Kanban isn't nearly as well defined as Scrum. There is no equivalent to The Scrum Guide, as far as I know. However, I can share with you my "pillars of Kanban".

  1. Start where you are and continuously improve from there.

    Where ever you happen to be, that is where you are. The best way to get to where you're going is one step at a time. As often as possible or necessary, reflect on where it is you are right now and where you want to go, then course correct to get there. Change and improvement happen in baby steps. Big Bang anything rarely works out well.

  2. Make the work visible.

    Both to the team and your stakeholders. Typically done with a Kanban board, but I imagine other visualizations could be invented (always be open to new ideas!). People absorb information best when it's visual. Visualizing your work allows you to spot bottlenecks/issues and address them sooner.
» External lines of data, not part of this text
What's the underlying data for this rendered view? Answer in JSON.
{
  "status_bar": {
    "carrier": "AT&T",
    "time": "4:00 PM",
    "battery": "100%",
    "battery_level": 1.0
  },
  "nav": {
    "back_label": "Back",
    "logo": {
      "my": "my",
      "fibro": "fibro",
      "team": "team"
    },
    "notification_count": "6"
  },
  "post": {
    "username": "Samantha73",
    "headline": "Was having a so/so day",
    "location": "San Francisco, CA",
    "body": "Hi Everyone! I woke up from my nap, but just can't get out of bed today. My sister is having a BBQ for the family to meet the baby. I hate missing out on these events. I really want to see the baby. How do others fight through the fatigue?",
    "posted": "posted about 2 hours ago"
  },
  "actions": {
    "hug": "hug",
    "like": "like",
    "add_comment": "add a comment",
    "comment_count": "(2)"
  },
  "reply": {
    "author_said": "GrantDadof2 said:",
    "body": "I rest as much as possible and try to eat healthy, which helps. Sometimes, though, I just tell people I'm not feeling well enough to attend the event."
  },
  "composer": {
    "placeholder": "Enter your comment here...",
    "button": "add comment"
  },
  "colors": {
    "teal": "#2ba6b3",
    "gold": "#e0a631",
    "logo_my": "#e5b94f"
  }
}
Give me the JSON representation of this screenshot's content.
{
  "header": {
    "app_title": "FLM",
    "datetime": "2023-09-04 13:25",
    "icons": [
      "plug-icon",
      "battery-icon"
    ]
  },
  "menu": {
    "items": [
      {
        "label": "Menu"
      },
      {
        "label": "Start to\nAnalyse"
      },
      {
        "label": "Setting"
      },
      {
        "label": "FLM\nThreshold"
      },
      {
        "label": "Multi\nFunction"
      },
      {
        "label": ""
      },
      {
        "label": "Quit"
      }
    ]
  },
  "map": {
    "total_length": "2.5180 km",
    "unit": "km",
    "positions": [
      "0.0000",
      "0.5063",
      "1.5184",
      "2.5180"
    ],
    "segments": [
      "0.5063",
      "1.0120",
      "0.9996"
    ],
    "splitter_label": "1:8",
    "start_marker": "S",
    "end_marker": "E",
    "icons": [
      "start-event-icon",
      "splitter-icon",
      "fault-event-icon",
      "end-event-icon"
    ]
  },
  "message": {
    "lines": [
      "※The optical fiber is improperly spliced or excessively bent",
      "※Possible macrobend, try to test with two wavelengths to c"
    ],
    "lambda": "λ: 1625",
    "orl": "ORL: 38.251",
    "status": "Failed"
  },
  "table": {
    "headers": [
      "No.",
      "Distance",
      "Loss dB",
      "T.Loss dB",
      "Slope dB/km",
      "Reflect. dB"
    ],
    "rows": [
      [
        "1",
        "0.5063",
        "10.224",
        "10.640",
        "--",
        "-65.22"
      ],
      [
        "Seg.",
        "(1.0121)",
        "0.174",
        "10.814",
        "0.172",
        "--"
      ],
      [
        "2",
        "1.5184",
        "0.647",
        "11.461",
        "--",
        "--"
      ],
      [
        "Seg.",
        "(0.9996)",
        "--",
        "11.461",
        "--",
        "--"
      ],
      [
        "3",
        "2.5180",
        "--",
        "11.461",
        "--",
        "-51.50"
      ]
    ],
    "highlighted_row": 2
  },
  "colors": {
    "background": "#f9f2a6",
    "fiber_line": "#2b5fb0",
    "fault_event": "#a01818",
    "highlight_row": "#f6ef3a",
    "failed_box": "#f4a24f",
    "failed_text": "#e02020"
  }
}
  3. Minimize Work In Progress.

    Everyone knows that developers (people in general) are single threaded and terribly inefficient at switching between tasks. Keeping the WIP to a minimum raises the efficiency of your system.

    There are a lot of other reasons keeping WIP to a minimum will raise a systems efficiency. This all related to Queue Theory and originated, to the best of my knowledge, from Lean Manufacturing techniques. It can be a bit heady; I recommend you do your own research on both topics.

  4. It's not done until it's in production and we should focus on getting the things closest to done, DONE.

    Our work isn't valuable until it's been deployed. If something is almost done, then we should focus on delivering that value.

  5. Pull, don't push.

    Pushing work through a system causes backups and bottlenecks. Resulting in a lot of work that's almost done. Pulling from a queue (with a WIP limit), alleviates this and allows our work to flow efficiently through the system.

  • Hi! Thank you for answer, but it answers a bit different question.I was searching for some underlying philosophical "pillars" / high ideas, not composite parts of process itself / implementation guidelines.